Cancer chemoprevention mechanisms mediated through the Keap1-Nrf2 pathway

• Published in: Antioxidants & redox signaling Vol. 13; no. 11; p. 1713
• Main Authors: Hayes, John D, McMahon, Michael, Chowdhry, Sudhir, Dinkova-Kostova, Albena T
• Format: Journal Article
• Language: English
• Published: United States 01.12.2010
• Subjects: Adaptor Proteins, Signal Transducing - metabolism; Anticarcinogenic Agents - metabolism; Anticarcinogenic Agents - therapeutic use; Antioxidants - metabolism; Antioxidants - therapeutic use; Carrier Proteins - metabolism; Cell Proliferation - drug effects; Cullin Proteins - metabolism; Humans; Intracellular Signaling Peptides and Proteins - genetics; Intracellular Signaling Peptides and Proteins - metabolism; Kelch-Like ECH-Associated Protein 1; Neoplasms - metabolism; Neoplasms - prevention & control; NF-E2-Related Factor 2 - genetics; NF-E2-Related Factor 2 - metabolism; Response Elements - drug effects; Signal Transduction - drug effects; Trans-Activators - chemistry; Trans-Activators - metabolism; Transcription Factors - genetics; Transcription Factors - metabolism; Vesicular Transport Proteins - genetics; Vesicular Transport Proteins - metabolism
• ISSN: 1557-7716
• DOI: 10.1089/ars.2010.3221

The cap'n'collar (CNC) bZIP transcription factor Nrf2 controls expression of genes for antioxidant enzymes, metal-binding proteins, drug-metabolising enzymes, drug transporters, and molecular chaperones. Many chemicals that protect against carcinogenesis induce Nrf2-target genes.
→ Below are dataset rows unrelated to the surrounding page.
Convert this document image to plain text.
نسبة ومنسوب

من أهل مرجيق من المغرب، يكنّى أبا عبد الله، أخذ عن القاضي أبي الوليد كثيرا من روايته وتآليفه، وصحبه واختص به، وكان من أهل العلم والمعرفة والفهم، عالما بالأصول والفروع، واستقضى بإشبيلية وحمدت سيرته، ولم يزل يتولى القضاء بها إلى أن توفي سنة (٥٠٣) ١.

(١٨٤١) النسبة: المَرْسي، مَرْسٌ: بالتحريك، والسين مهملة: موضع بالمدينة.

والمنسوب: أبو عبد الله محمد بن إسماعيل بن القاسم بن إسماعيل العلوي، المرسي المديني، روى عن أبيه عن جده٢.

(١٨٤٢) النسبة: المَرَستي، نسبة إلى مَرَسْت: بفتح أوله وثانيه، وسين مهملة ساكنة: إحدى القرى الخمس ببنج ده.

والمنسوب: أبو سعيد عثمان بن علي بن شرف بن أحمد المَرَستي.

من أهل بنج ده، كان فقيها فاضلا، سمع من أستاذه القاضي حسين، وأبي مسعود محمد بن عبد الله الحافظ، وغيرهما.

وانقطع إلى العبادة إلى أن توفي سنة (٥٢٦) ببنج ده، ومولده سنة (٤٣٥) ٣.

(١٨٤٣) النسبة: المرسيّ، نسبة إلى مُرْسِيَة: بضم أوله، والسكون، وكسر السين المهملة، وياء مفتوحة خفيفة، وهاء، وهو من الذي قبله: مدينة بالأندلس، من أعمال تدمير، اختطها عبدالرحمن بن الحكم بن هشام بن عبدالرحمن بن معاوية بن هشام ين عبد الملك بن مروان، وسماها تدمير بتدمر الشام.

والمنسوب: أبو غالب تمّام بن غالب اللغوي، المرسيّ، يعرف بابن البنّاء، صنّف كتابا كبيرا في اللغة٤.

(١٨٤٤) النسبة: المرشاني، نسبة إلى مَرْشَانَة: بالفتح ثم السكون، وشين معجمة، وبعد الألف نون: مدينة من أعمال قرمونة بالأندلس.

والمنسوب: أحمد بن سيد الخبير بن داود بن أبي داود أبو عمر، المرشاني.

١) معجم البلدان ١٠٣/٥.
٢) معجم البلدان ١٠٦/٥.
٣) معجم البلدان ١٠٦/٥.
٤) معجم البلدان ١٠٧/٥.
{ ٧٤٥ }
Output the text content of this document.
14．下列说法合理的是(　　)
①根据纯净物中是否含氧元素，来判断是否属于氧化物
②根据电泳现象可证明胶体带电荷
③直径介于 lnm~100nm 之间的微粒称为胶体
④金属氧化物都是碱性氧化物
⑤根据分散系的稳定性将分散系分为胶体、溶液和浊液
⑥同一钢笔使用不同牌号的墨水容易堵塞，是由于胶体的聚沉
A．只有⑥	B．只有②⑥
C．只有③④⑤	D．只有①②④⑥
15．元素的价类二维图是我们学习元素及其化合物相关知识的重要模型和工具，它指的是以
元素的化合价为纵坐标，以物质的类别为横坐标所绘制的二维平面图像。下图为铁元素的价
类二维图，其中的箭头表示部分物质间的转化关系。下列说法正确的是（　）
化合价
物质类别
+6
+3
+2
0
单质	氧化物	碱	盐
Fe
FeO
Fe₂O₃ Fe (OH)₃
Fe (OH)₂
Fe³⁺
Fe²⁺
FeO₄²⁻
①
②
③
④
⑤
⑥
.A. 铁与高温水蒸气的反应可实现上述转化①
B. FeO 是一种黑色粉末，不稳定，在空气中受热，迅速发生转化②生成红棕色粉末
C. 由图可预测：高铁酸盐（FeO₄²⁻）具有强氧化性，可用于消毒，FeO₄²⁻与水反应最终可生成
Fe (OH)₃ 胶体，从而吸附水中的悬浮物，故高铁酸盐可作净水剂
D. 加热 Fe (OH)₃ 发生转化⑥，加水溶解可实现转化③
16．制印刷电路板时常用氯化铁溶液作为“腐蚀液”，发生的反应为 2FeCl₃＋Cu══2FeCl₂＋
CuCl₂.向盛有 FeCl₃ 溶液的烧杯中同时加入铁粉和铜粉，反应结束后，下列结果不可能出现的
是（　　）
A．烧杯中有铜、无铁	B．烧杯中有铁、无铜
These compounds are all thiol-reactive and stimulate an adaptive response to redox stress in cells. Such agents induce the expression of genes that posses an antioxidant response element (ARE) in their regulatory regions. Under normal homeostatic conditions, Nrf2 activity is restricted through a Keap1-dependent ubiquitylation by Cul3-Rbx1, which targets the CNC-bZIP transcription factor for proteasomal degradation. However, as the substrate adaptor function of Keap1 is redox-sensitive, Nrf2 protein evades ubiquitylation by Cul3-Rbx1 when cells are treated with chemopreventive agents. As a consequence, Nrf2 accumulates in the nucleus where it heterodimerizes with small Maf proteins and transactivates genes regulated through an ARE. In this review, we describe synthetic compounds and phytochemicals from edible plants that induce Nrf2-target genes. We also discuss evidence for the existence of different classes of ARE (a 16-bp 5'-TMAnnRTGABnnnGCR-3' versus an 11-bp 5'-RTGABnnnGCR-3', with or without the embedded activator protein 1-binding site 5'-TGASTCA-3'), species differences in the ARE-gene battery, and the identity of critical Cys residues in Keap1 required for de-repression of Nrf2 by chemopreventive agents.